For those familiar with Bushido, there is a concept of an advanced study called Kenshu. This is a specially designated class where top students are taught to unlearn all bad habits, study the basic fundamentals in such detail that there learning abilities are transformed, enhanced to quickly acquire and adapt new skills at rapid speeds. A Kenshu student is distinguished by their ability to adapt new methods born from new understanding of old habits or from newly discovered techniques. The price to pay for such skills is the ability to endure intensive periods of repetition of movements, recital of rules, and study of martial arts technique.

A sensei is a teacher or mentor who selects and prepare students of Bushido or martial arts and the progenitor of the habits that will one day, hopefully, give rise an ActiveEngine.

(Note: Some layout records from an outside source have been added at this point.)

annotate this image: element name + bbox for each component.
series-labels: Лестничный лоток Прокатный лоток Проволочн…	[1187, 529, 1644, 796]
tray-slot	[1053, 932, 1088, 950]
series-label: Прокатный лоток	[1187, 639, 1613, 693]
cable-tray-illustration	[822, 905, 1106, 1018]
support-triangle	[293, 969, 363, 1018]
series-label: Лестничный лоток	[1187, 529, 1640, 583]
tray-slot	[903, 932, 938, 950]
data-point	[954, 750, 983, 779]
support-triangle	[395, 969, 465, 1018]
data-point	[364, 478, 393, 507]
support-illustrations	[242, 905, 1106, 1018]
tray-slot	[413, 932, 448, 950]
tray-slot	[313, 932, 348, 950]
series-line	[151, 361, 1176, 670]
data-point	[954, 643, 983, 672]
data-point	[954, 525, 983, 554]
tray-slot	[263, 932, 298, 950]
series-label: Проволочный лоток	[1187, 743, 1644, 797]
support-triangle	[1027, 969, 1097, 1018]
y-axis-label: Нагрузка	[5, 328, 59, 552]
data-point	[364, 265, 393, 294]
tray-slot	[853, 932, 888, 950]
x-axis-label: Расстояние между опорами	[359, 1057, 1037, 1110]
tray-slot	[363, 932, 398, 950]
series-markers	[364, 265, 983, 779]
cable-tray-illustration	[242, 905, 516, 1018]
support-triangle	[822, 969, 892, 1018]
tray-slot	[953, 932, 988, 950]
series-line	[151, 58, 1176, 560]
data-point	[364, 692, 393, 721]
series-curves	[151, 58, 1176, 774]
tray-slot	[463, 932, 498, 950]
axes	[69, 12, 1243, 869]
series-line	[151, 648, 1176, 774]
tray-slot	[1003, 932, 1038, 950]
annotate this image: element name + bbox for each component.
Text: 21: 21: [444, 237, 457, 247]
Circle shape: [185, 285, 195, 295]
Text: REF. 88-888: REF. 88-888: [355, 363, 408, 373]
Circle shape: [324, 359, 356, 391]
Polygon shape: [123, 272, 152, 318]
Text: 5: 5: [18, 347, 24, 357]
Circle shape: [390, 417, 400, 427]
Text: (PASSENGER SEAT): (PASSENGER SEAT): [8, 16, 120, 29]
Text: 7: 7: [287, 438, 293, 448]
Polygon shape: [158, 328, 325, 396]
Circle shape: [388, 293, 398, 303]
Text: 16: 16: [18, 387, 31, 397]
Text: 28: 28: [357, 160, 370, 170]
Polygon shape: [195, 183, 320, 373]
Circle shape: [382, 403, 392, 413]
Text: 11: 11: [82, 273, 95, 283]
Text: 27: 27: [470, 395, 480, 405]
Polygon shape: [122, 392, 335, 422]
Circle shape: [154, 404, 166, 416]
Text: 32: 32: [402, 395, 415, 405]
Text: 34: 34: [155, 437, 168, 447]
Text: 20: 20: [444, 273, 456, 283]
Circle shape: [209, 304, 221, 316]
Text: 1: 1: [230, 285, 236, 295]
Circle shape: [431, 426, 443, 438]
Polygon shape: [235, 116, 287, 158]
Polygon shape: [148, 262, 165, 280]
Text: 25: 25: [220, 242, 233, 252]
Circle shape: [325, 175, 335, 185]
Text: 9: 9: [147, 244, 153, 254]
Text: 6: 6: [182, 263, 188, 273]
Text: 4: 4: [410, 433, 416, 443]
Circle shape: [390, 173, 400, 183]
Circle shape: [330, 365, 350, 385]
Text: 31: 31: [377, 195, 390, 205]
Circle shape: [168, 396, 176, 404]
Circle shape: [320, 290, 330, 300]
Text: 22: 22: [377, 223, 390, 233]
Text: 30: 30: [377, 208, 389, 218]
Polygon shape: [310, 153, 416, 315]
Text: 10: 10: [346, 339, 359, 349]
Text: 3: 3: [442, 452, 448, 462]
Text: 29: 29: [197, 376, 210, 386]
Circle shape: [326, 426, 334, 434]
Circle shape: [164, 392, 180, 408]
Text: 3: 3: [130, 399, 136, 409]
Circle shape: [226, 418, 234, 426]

There is an old saying you do not find a sensei until that sensei has found you. If you want those skills you must be willing to submit to that process of repetition.

Technical teams need to be placed through the rigors of “forging steel”, as the leader is the Sensei who will set their goals, who finds the avenues for growth, and who guides the team members to greater heights of productivity and capability. This is not philosophical farce such as “the sound of one hand clapping”. No, it’s the repetition of basics in attention to quality, or the reflection of things gone right and wrong on a project, and the drive become better. Then repeat, repeat, unlearn bad habits, repeat again.

The older teams members deserve to be honored, as their productivity can be jump-started by including their opinions, relying on their recalcitrance, asking them play the gadfly, or by allowing them to try something new. In the middle of a crisis, and there will be crisis, the older team members will provide balance. When Sensei is not present, hopefully they reflect an image of his teachings, and move others along.

You’ll want all of their minds and efforts focused, and maybe you can build an even bigger, more productive ActiveEngine that is ready for the next challenge.